III. Mataipule’s Alternative Holding
Our alternative holding in Mataipule tolls the statute of limitations during the pendency of the administrative claim on the theory that “filing an administrative claim with the Attorney General constituted the beginning of an action within A.S.C.A. § 43.1204, as the administrative claim was not an independent action but was the first and mandatory step in plaintiff’s recourse to the courts.” Mataipule, 16 A.S.R.2d at 56. It is clear that Bradcock’s case is further barred by a strict application of the alternative holding of Mataipule, which, in our view, is clearly valid law and takes into account the extra time required for a litigant to exhaust administrative remedies.

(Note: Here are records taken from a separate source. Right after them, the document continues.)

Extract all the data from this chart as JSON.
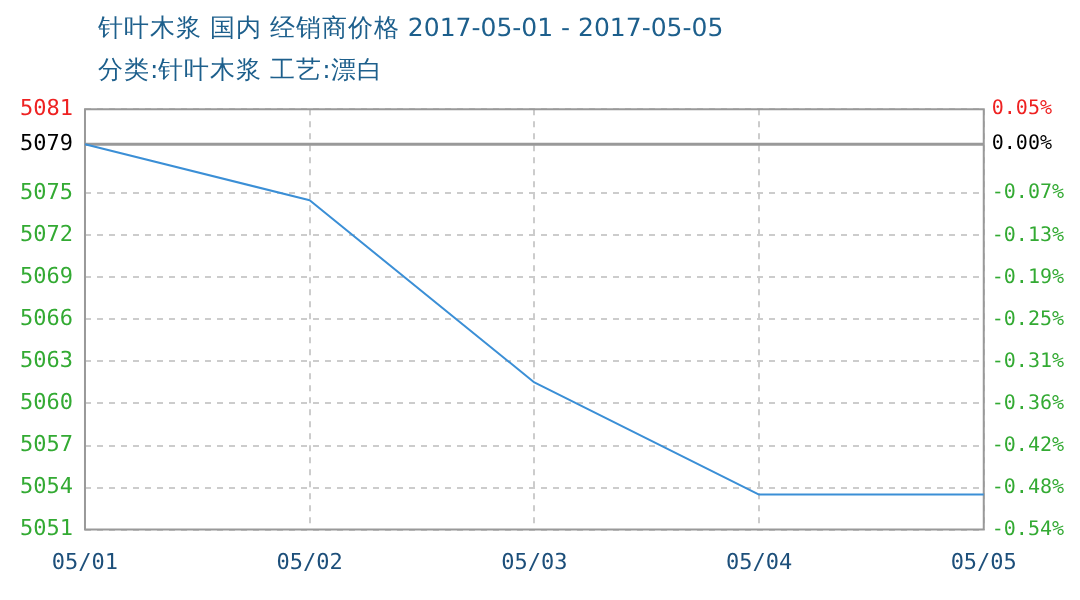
{
  "chart_data": {
    "type": "line",
    "title": "针叶木浆 国内 经销商价格 2017-05-01 - 2017-05-05",
    "subtitle": "分类:针叶木浆 工艺:漂白",
    "categories": [
      "05/01",
      "05/02",
      "05/03",
      "05/04",
      "05/05"
    ],
    "series": [
      {
        "color": "#3b8fd6",
        "values": [
          5079,
          5075,
          5062,
          5054,
          5054
        ]
      }
    ],
    "ylim": [
      5051.5,
      5081.5
    ],
    "yticks": [
      {
        "value": 5081.5,
        "label": "5081"
      },
      5079,
      {
        "value": 5075.5,
        "label": "5075"
      },
      {
        "value": 5072.5,
        "label": "5072"
      },
      {
        "value": 5069.5,
        "label": "5069"
      },
      {
        "value": 5066.5,
        "label": "5066"
      },
      {
        "value": 5063.5,
        "label": "5063"
      },
      {
        "value": 5060.5,
        "label": "5060"
      },
      {
        "value": 5057.5,
        "label": "5057"
      },
      {
        "value": 5054.5,
        "label": "5054"
      },
      {
        "value": 5051.5,
        "label": "5051"
      }
    ],
    "y2lim": [
      -0.5414,
      0.0492
    ],
    "y2ticks": [
      {
        "value": 0.0492,
        "label": "0.05%"
      },
      {
        "value": 0,
        "label": "0.00%"
      },
      {
        "value": -0.0689,
        "label": "-0.07%"
      },
      {
        "value": -0.128,
        "label": "-0.13%"
      },
      {
        "value": -0.187,
        "label": "-0.19%"
      },
      {
        "value": -0.2461,
        "label": "-0.25%"
      },
      {
        "value": -0.3052,
        "label": "-0.31%"
      },
      {
        "value": -0.3642,
        "label": "-0.36%"
      },
      {
        "value": -0.4233,
        "label": "-0.42%"
      },
      {
        "value": -0.4824,
        "label": "-0.48%"
      },
      {
        "value": -0.5414,
        "label": "-0.54%"
      }
    ],
    "ref_lines": [
      {
        "axis": "y",
        "value": 5079,
        "color": "#999999"
      }
    ],
    "grid": true,
    "legend": false,
    "marker": "none",
    "line_style": "solid"
  }
}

Mataipule essentially stands for the principle that the government may not simply delay decisions regarding timely filed tort claims while the statute of limitations runs to the detriment of the claimant. Mataipule should not be read to permit the claimant to purposely avoid the statute of limitations by failing to file his/her administrative claim until the eleventh hour, and then expect a fresh limitation period when the claim is denied. In the present case, allowing a fresh two-year period following the denial of the administrative claim would amount to judicially creating a statute of limitations of almost four years. To do so would defeat legislative intent. We therefore deny the plaintiff’s motion to reconsider.
It is so ordered.
1. Under the facts of the Mataipule case, the statute could have begun to run at some time prior to the filing of the administrative claim, but clearly did not expire since the administrative claim was filed within two years following the injury, and the court action was effectively filed immediately following denial of the administrative claim.
2. “The government’s position effectively [and incorrectly] implies that the limitations period is not always two years but that in certain cases it is one year and nine months.” Mataipule, 16 A.S.R.2d at 50.